I was very sorry to this morning of the death of Brian Lenihan. I met him on three occasions, and he was always very warm in his manner. He was the Fianna Fáil representative in a debate I organized in the Hist before the 2007 election. He had himself been a Censor and a Treasurer of the College Historical Society during his time in Trinity, and we later made him a Vice President of the Society.
I met him again in October 2009, in City West at the count centre as the positive result of the second Lisbon referendum was being counted, where he talked generally about the day with myself and two others there from Ireland for Europe.
But the day I will remember most was very early days of January 2010, we met in Hodges Figgis, where he was buying among other things, Skidelsky’s biography of Keynes. My Trinity scarf was what triggered familiarity, he approached me, and we talked for a few minutes, about what I was doing since we last met, and all that was going on in the world.

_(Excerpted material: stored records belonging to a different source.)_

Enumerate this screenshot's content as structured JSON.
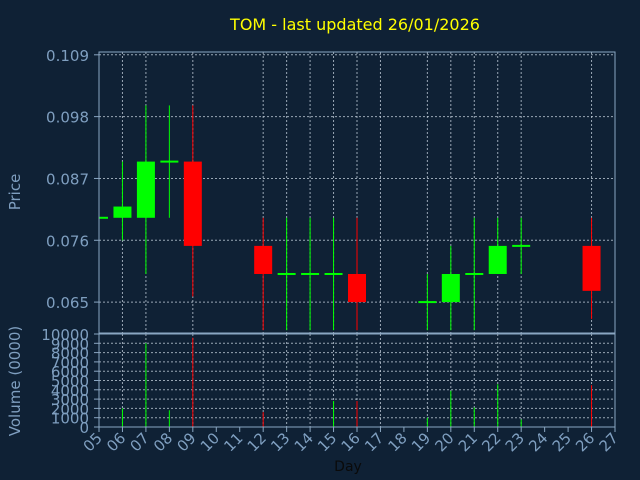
{
  "chart_data": {
    "type": "candlestick",
    "title": "TOM - last updated 26/01/2026",
    "colors": {
      "background": "#0f2135",
      "axis": "#8aa6c2",
      "grid": "#c8d4e0",
      "title": "#ffff00",
      "label": "#7f9fc0",
      "up": "#00ff00",
      "down": "#ff0000",
      "neutral": "#00ff00"
    },
    "price_panel": {
      "ylabel": "Price",
      "ylim": [
        0.0595,
        0.1095
      ],
      "y_ticks": [
        0.065,
        0.076,
        0.087,
        0.098,
        0.109
      ],
      "y_tick_labels": [
        "0.065",
        "0.076",
        "0.087",
        "0.098",
        "0.109"
      ],
      "grid": true
    },
    "volume_panel": {
      "ylabel": "Volume (0000)",
      "ylim": [
        0,
        10000
      ],
      "y_ticks": [
        0,
        1000,
        2000,
        3000,
        4000,
        5000,
        6000,
        7000,
        8000,
        9000,
        10000
      ],
      "y_tick_labels": [
        "0",
        "1000",
        "2000",
        "3000",
        "4000",
        "5000",
        "6000",
        "7000",
        "8000",
        "9000",
        "10000"
      ],
      "grid": true
    },
    "xlabel": "Day",
    "x_ticks": [
      "05",
      "06",
      "07",
      "08",
      "09",
      "10",
      "11",
      "12",
      "13",
      "14",
      "15",
      "16",
      "17",
      "18",
      "19",
      "20",
      "21",
      "22",
      "23",
      "24",
      "25",
      "26",
      "27"
    ],
    "x_grid_days": [
      "06",
      "07",
      "09",
      "12",
      "13",
      "14",
      "15",
      "16",
      "17",
      "19",
      "20",
      "21",
      "22",
      "23",
      "26"
    ],
    "candles": [
      {
        "day": "05",
        "open": 0.08,
        "high": 0.08,
        "low": 0.08,
        "close": 0.08,
        "volume": 0
      },
      {
        "day": "06",
        "open": 0.08,
        "high": 0.09,
        "low": 0.076,
        "close": 0.082,
        "volume": 2000
      },
      {
        "day": "07",
        "open": 0.08,
        "high": 0.1,
        "low": 0.07,
        "close": 0.09,
        "volume": 9000
      },
      {
        "day": "08",
        "open": 0.09,
        "high": 0.1,
        "low": 0.08,
        "close": 0.09,
        "volume": 1800
      },
      {
        "day": "09",
        "open": 0.09,
        "high": 0.1,
        "low": 0.066,
        "close": 0.075,
        "volume": 9600
      },
      {
        "day": "12",
        "open": 0.075,
        "high": 0.08,
        "low": 0.06,
        "close": 0.07,
        "volume": 1600
      },
      {
        "day": "13",
        "open": 0.07,
        "high": 0.08,
        "low": 0.06,
        "close": 0.07,
        "volume": 0
      },
      {
        "day": "14",
        "open": 0.07,
        "high": 0.08,
        "low": 0.06,
        "close": 0.07,
        "volume": 0
      },
      {
        "day": "15",
        "open": 0.07,
        "high": 0.08,
        "low": 0.06,
        "close": 0.07,
        "volume": 2800
      },
      {
        "day": "16",
        "open": 0.07,
        "high": 0.08,
        "low": 0.06,
        "close": 0.065,
        "volume": 2800
      },
      {
        "day": "19",
        "open": 0.065,
        "high": 0.07,
        "low": 0.06,
        "close": 0.065,
        "volume": 1000
      },
      {
        "day": "20",
        "open": 0.065,
        "high": 0.075,
        "low": 0.06,
        "close": 0.07,
        "volume": 3900
      },
      {
        "day": "21",
        "open": 0.07,
        "high": 0.08,
        "low": 0.06,
        "close": 0.07,
        "volume": 2100
      },
      {
        "day": "22",
        "open": 0.07,
        "high": 0.08,
        "low": 0.07,
        "close": 0.075,
        "volume": 4600
      },
      {
        "day": "23",
        "open": 0.075,
        "high": 0.08,
        "low": 0.07,
        "close": 0.075,
        "volume": 800
      },
      {
        "day": "26",
        "open": 0.075,
        "high": 0.08,
        "low": 0.062,
        "close": 0.067,
        "volume": 4500
      }
    ]
  }
}
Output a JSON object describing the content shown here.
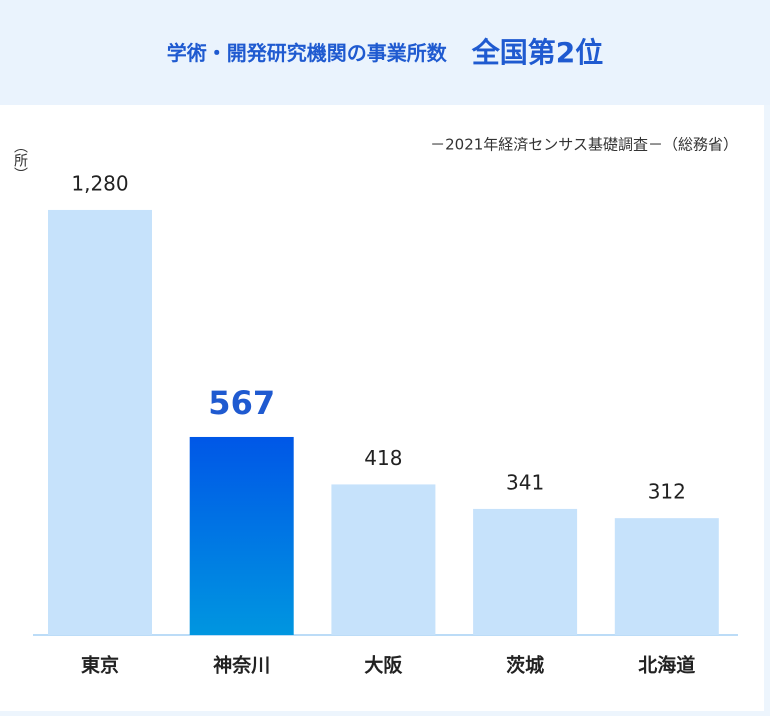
{
  "chart_data": {
    "type": "bar",
    "title": "学術・開発研究機関の事業所数",
    "title_emphasis": "全国第2位",
    "source": "－2021年経済センサス基礎調査－（総務省）",
    "unit": "（所）",
    "categories": [
      "東京",
      "神奈川",
      "大阪",
      "茨城",
      "北海道"
    ],
    "values": [
      1280,
      567,
      418,
      341,
      312
    ],
    "value_labels": [
      "1,280",
      "567",
      "418",
      "341",
      "312"
    ],
    "colors": [
      "#c6e2fb",
      "#0057e7",
      "#c6e2fb",
      "#c6e2fb",
      "#c6e2fb"
    ],
    "highlight_index": 1
  }
}
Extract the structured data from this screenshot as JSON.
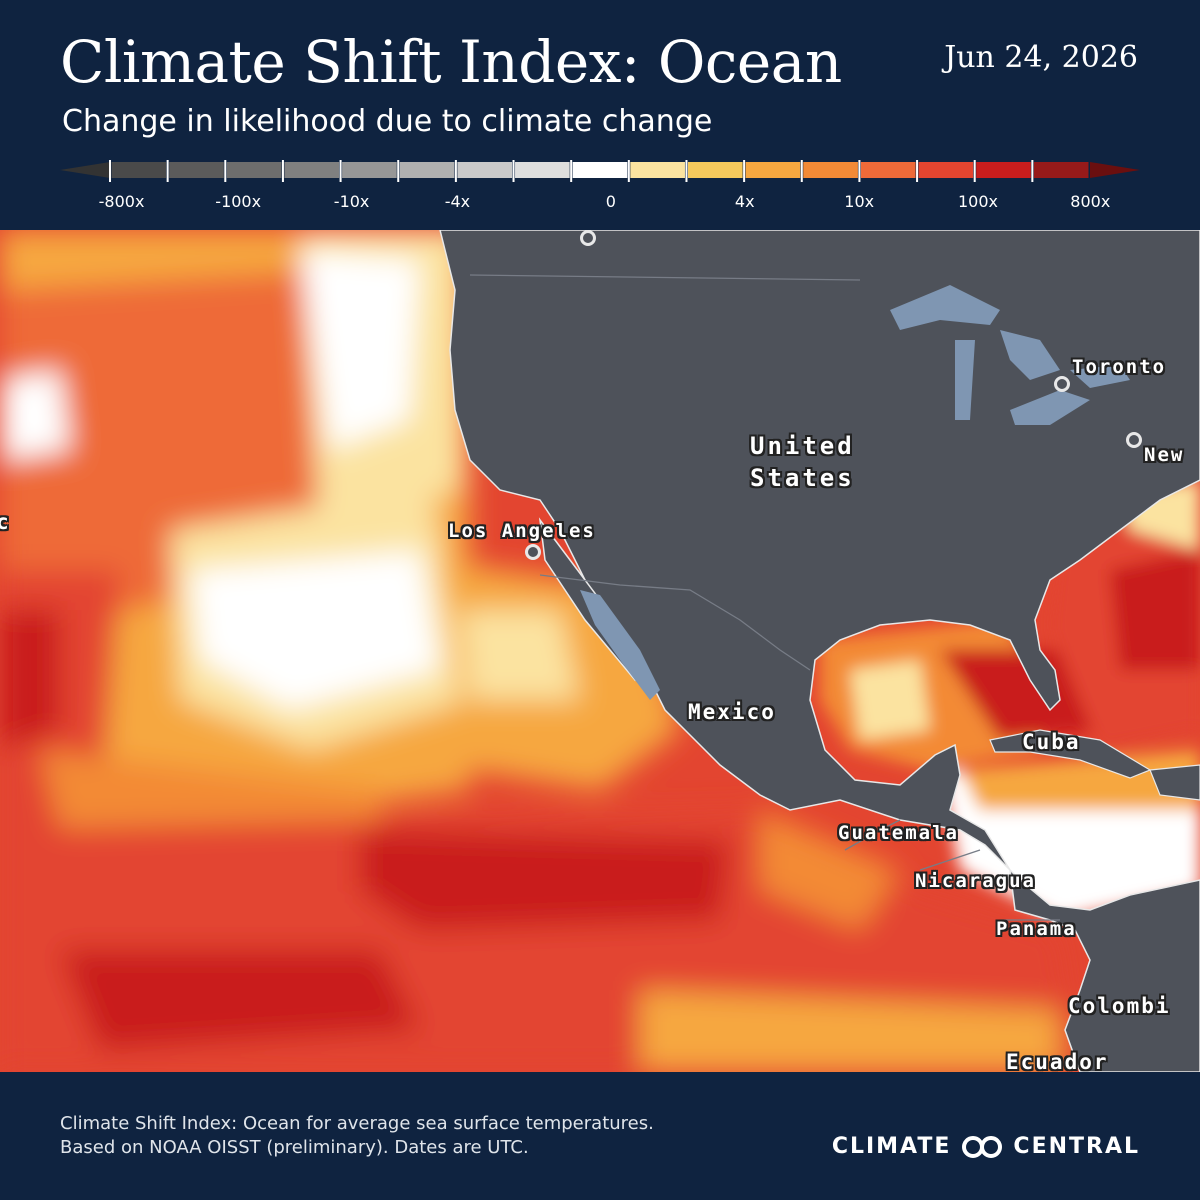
{
  "header": {
    "title": "Climate Shift Index: Ocean",
    "date": "Jun 24, 2026",
    "subtitle": "Change in likelihood due to climate change"
  },
  "legend": {
    "tick_labels": [
      "-800x",
      "-100x",
      "-10x",
      "-4x",
      "0",
      "4x",
      "10x",
      "100x",
      "800x"
    ],
    "colors": [
      "#4a4a4a",
      "#5b5b5b",
      "#6d6d6d",
      "#808080",
      "#979797",
      "#b0b0b0",
      "#c9c9c9",
      "#dedede",
      "#ffffff",
      "#fbe3a0",
      "#f5c95c",
      "#f6a740",
      "#f38a36",
      "#ee6a39",
      "#e34530",
      "#c91d1d",
      "#971a1a"
    ],
    "arrow_left_color": "#333333",
    "arrow_right_color": "#6a0f0f"
  },
  "map": {
    "labels": {
      "us": "United\nStates",
      "mexico": "Mexico",
      "los_angeles": "Los Angeles",
      "toronto": "Toronto",
      "new_york": "New",
      "cuba": "Cuba",
      "guatemala": "Guatemala",
      "nicaragua": "Nicaragua",
      "panama": "Panama",
      "colombia": "Colombi",
      "ecuador": "Ecuador",
      "pacific_edge": "c"
    },
    "land_color": "#4e525a",
    "water_color": "#7f96b2"
  },
  "footer": {
    "note_line1": "Climate Shift Index: Ocean for average sea surface temperatures.",
    "note_line2": "Based on NOAA OISST (preliminary). Dates are UTC.",
    "brand_left": "CLIMATE",
    "brand_right": "CENTRAL"
  }
}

Brian Lenihan came to cabinet relatively late, because of the lack of cordiality between himself and Bertie Ahern. This meant that he wasn’t tainted by decisions made during those years. Unfortunately, he seemed unprepared at first for the position of Finance, with the global recession occurring so early in his term of office, such that he bears responsibility for one of the most costly decisions the state has made, and governments from now should take this a guide of what never to do again. But he did not lack integrity and commitment to resolving the country’s difficulty in what seemed to him the best way and he will be a loss to Irish politics.